With respect to ordering the payment of benefits, the court's ruling is also consistent with Lauder v. UNUM Life Insur. Co., 284 F.3d 375 (2d Cir. 2002). That decision also dealt with a disability claim defense based on a policy exclusion. When the court rejected the insurer's policy defense, the 2d Circuit ruled the insurer forfeited its right to contest the plaintiff's disability, holding, ''First UNUM knew of Lauder's claim of disability, chose not to investigate it, and chose not to challenge it. It therefore waived its right to rely on lack of disability as a defense to Lauder's claim.'' 284 F.3d at 382. Consequently, Lauder ordered the disability insurer to pay all benefits due.

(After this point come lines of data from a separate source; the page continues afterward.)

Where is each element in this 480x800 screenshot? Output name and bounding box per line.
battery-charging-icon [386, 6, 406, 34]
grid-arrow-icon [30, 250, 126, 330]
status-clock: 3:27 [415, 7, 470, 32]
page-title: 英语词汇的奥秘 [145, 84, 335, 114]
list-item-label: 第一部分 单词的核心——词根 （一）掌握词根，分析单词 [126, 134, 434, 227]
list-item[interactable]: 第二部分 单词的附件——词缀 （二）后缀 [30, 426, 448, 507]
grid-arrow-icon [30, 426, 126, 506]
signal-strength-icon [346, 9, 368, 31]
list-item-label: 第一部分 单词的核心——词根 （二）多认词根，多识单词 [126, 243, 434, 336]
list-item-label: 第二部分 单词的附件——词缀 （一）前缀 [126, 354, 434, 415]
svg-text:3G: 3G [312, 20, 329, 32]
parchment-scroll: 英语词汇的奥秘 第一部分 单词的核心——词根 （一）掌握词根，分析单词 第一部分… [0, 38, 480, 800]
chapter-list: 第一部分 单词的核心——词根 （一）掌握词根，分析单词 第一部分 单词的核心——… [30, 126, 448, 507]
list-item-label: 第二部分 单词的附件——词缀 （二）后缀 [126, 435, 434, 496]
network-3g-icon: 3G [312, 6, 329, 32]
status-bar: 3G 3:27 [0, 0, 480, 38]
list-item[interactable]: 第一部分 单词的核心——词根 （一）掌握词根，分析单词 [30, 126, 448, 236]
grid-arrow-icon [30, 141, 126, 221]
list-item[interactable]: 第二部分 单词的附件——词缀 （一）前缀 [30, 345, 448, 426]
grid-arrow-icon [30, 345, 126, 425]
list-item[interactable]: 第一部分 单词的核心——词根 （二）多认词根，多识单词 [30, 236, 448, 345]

The court's refusal to award attorneys' fees is disappointing, though. Because the ERISA law provides for no damages award, there is no incentive for qualified counsel to bring suit in ERISA claims without a fee award. ERISA cases are exceedingly difficult, and while the principle at issue may be significant, often, the monetary amount is too small for a client to afford paying on an hourly fee basis or for counsel to accept retention on a contingency fee basis.

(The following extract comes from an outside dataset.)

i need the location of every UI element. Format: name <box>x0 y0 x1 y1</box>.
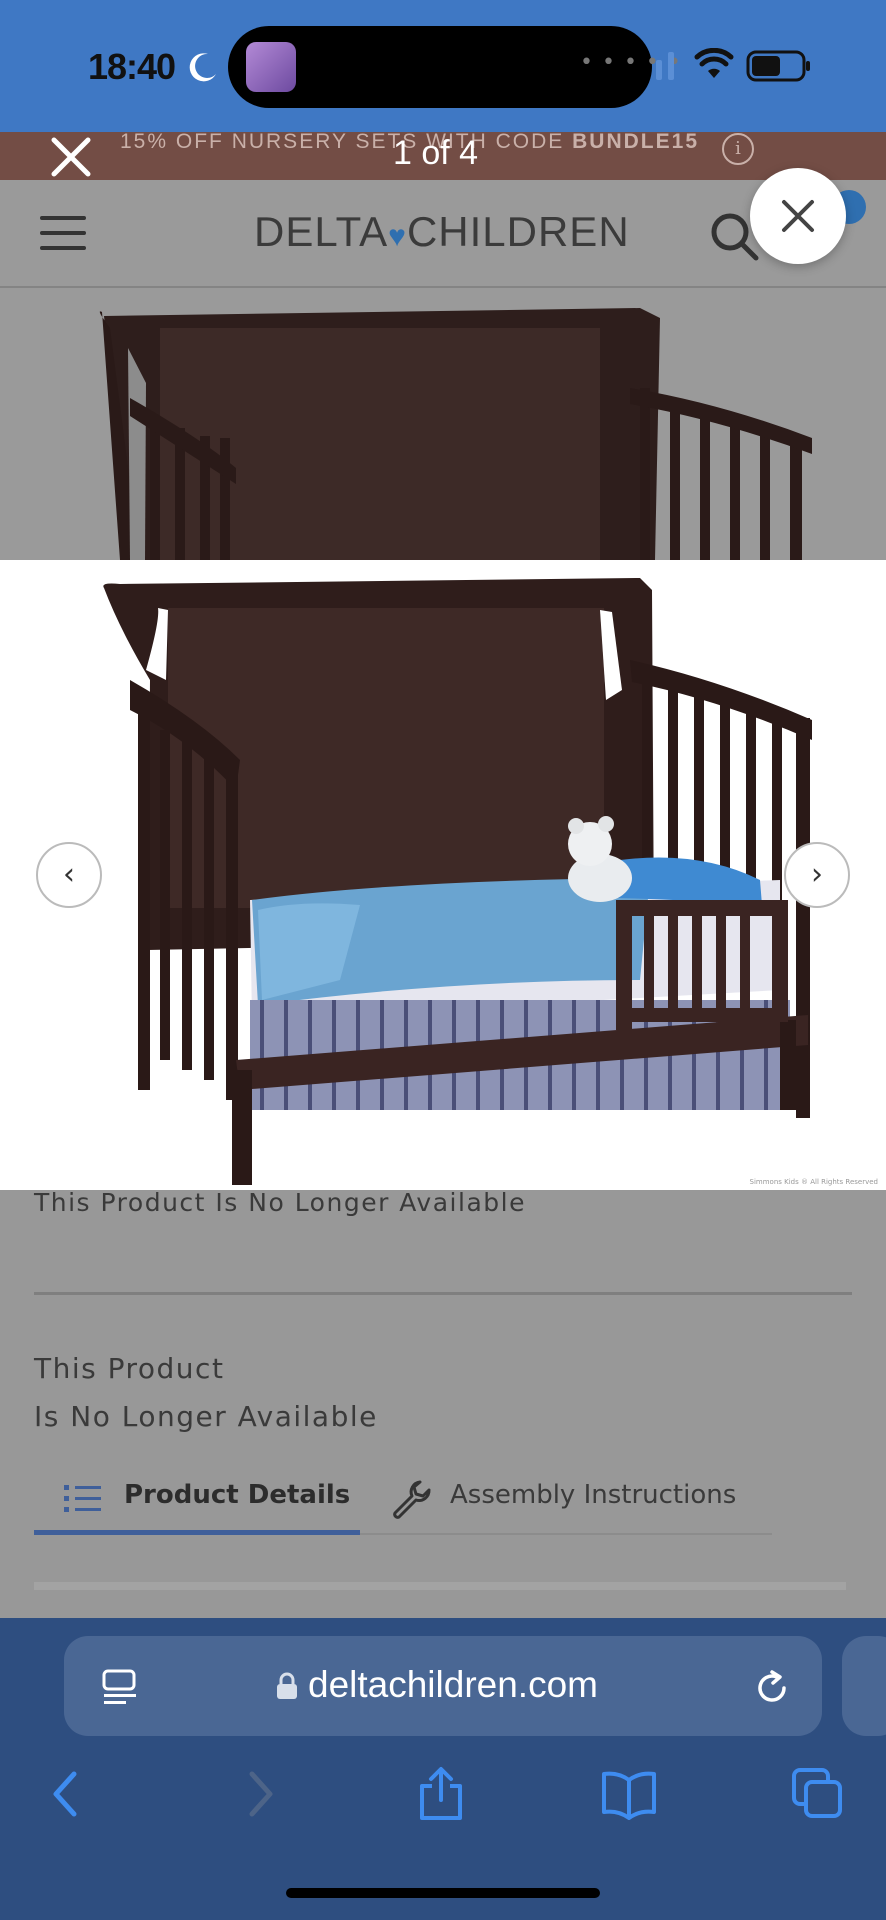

In its ruling, the court relied heavily on Bowerman v. Wal-Mart Stores Inc., 226 F.3d 574, 592 (7th Cir. 2000), which is also a relevant precedent as to the attorneys' fee issue. There, the court there awarded fees after finding a ''modest presumption'' in favor of a fee award. Fundamental fairness and equity also require an award of fees. As explained in Hooper v. Demco Inc., 37 F.3d 287, 291 (7th Cir. 1994):
''We note that the primary purpose of ERISA, to protect the participants in employee benefit plans, is achieved by 'establishing standards of conduct, responsibility, and obligations for fiduciaries of employment benefit plans, and by providing for appropriate remedies, sanctions, and ready access to the federal courts.' ERISA § 2(b), 29 U.S.C. § 1001(b). To encourage aggrieved parties to seek redress under ERISA, the statute gives the trial court discretion to award attorney's fees to a prevailing party.''
In addition to negating the underlying purpose of ERISA, denial of attorney's fee requests encourage insurers to deny more claims. At the same time, fee denials hinder claimants' ability to secure counsel to litigate their claims. Indeed, fee awards act as the only incentive for insurers to pay ERISA claims since the ERISA law disallows claims for punitive damages or extracontractual damages. Pilot Life Insurance Co. v. Dedeaux, 481 U.S. 41 (1987). Moreover, ERISA has been considered a law of equity (Great West Life & Annuity Insurance Company v. Knudson, 122 S.Ct. 708 (2002)); and without a fee award, plaintiffs would not be made whole. Here, Hopkins's victory is pyrrhic indeed based on the fees he will now owe his attorney.